Who was your first kiss?
Banks, credit card companies, and social media sites utilize password security questions when users sign up for an account online. If the user forgets their login information in the future, they can retrieve access to their account by answering these security questions correctly. In most cases, the questions ask users to recall specific memories of their life and reinvent them as an extra form of protection. If one cannot remember their password, surely they can be asked to remember their first kiss in order to regain access to their account. But what are the implications of this protocol? What if a user must recall someone who raped them or a predatory family member as their first kiss? The security questions utilized by corporations realize a subtle system that hinges on potentially harmful emotional triggers and notions of inadequacy. Within this system, corporations attempt to standardize beliefs, knowledge, and values that dictate when and where personal history is trusted to formulate identity and security.
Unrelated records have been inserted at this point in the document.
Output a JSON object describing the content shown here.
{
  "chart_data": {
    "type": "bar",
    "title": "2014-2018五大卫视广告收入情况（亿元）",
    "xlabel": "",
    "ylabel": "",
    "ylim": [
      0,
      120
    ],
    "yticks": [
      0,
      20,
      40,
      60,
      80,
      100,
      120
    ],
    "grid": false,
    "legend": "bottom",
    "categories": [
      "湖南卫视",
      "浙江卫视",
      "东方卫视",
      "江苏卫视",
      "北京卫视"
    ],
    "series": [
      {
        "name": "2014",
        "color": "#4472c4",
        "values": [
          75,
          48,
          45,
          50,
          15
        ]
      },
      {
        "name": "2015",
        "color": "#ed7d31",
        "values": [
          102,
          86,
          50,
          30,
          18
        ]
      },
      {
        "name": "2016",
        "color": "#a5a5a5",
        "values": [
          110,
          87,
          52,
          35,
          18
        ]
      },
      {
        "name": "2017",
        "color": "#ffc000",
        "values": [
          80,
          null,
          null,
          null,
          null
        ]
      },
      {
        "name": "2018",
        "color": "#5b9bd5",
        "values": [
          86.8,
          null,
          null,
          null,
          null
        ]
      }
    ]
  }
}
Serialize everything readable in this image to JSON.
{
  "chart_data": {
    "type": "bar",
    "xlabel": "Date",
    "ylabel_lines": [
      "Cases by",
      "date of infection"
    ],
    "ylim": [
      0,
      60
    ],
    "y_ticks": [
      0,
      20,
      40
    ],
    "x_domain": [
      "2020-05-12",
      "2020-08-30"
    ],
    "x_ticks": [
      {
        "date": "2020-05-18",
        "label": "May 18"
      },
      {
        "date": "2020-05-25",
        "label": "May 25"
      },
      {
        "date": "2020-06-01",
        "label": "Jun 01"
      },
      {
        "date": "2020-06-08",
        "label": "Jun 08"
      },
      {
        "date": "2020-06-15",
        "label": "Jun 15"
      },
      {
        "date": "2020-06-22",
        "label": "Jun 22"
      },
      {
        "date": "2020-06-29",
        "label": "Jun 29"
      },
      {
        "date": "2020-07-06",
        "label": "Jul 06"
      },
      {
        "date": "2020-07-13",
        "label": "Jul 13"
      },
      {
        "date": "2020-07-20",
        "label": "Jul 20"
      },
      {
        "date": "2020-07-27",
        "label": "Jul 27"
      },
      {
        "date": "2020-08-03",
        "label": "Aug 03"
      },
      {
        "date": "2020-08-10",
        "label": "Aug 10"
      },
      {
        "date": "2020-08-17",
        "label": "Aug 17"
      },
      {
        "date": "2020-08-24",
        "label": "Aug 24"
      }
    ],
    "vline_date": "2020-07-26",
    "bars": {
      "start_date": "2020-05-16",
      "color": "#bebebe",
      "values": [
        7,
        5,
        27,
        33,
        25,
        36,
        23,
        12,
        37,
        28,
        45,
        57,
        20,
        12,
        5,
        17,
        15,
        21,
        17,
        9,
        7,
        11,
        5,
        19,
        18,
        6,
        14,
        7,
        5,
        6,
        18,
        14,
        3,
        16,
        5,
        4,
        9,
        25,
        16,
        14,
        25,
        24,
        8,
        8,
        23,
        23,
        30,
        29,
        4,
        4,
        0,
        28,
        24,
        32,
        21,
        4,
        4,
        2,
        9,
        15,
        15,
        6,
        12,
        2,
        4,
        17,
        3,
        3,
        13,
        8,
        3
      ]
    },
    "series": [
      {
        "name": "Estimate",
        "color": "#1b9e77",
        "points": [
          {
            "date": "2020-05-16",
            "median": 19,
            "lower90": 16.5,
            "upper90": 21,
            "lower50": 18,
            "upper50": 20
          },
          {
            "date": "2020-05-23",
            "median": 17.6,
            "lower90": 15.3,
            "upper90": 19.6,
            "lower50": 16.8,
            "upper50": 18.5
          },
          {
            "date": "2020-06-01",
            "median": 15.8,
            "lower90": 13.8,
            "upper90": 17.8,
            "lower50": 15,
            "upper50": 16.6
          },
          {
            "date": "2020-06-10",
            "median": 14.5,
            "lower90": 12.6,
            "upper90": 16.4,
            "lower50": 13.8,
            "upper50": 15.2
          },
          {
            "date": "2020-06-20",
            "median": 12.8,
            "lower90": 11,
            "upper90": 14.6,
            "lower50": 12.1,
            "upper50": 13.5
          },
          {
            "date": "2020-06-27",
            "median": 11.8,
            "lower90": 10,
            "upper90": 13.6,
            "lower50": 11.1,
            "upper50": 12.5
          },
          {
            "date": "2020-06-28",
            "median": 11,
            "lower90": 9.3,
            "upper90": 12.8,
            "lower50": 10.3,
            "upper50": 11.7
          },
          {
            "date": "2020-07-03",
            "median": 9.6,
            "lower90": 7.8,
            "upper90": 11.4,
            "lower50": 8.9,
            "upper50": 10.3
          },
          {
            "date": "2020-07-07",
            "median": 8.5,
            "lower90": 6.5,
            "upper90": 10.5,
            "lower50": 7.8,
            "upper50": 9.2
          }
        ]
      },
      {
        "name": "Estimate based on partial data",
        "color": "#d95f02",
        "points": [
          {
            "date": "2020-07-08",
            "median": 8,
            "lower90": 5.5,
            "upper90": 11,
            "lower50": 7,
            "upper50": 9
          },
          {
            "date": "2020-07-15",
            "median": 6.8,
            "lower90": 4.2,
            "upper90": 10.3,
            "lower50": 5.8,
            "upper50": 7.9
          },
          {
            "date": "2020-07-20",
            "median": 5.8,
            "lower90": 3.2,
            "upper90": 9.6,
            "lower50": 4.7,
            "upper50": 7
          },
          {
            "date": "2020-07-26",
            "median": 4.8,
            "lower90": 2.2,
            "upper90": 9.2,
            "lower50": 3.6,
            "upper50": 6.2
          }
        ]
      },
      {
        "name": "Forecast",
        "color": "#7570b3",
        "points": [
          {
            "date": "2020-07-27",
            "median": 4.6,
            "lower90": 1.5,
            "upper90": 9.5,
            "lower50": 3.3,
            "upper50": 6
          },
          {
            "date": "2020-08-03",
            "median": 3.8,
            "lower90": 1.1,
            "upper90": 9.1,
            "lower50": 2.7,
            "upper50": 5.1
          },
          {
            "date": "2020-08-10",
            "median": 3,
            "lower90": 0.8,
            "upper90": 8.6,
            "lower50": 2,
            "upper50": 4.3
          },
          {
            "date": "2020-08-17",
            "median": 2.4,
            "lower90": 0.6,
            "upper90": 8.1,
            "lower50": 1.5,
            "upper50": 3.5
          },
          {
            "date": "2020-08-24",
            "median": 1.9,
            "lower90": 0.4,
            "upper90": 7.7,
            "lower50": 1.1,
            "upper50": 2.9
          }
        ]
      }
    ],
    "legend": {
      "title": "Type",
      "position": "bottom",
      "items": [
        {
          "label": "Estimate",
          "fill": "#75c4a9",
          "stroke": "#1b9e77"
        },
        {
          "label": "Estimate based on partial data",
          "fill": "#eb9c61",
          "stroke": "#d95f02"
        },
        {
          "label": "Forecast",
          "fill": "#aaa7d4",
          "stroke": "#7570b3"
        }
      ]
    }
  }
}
My Mother’s Maiden Name analyzes this governance of individual history seen in security questions and implements this question and answer protocol as a precedent to discuss online authorship, culture-construction, and systems of knowledge. The selected artists take a considered approach to the fragility of memory and identity amongst digital data noise to account for information that cannot be quantified through such constructs like security systems. The artists evaluate elements that are not concrete in text, visible data, or public, and instead entrench themselves in the emotions and values that come with answering a security question or using an Apple-patented gesture, for example. Albeit a coping mechanism or performance to satisfy interfaces with limited language and context, these actions tell important histories and beliefs that go beyond what is typed, selected in a drop down menu, or tracked via wifi. My Mother’s Maiden Name confronts this regulation of bodies to reveal requisite activism, awareness, and dialog required to make changes to systems that shape identity and culture in facilities that are otherwise untraceable.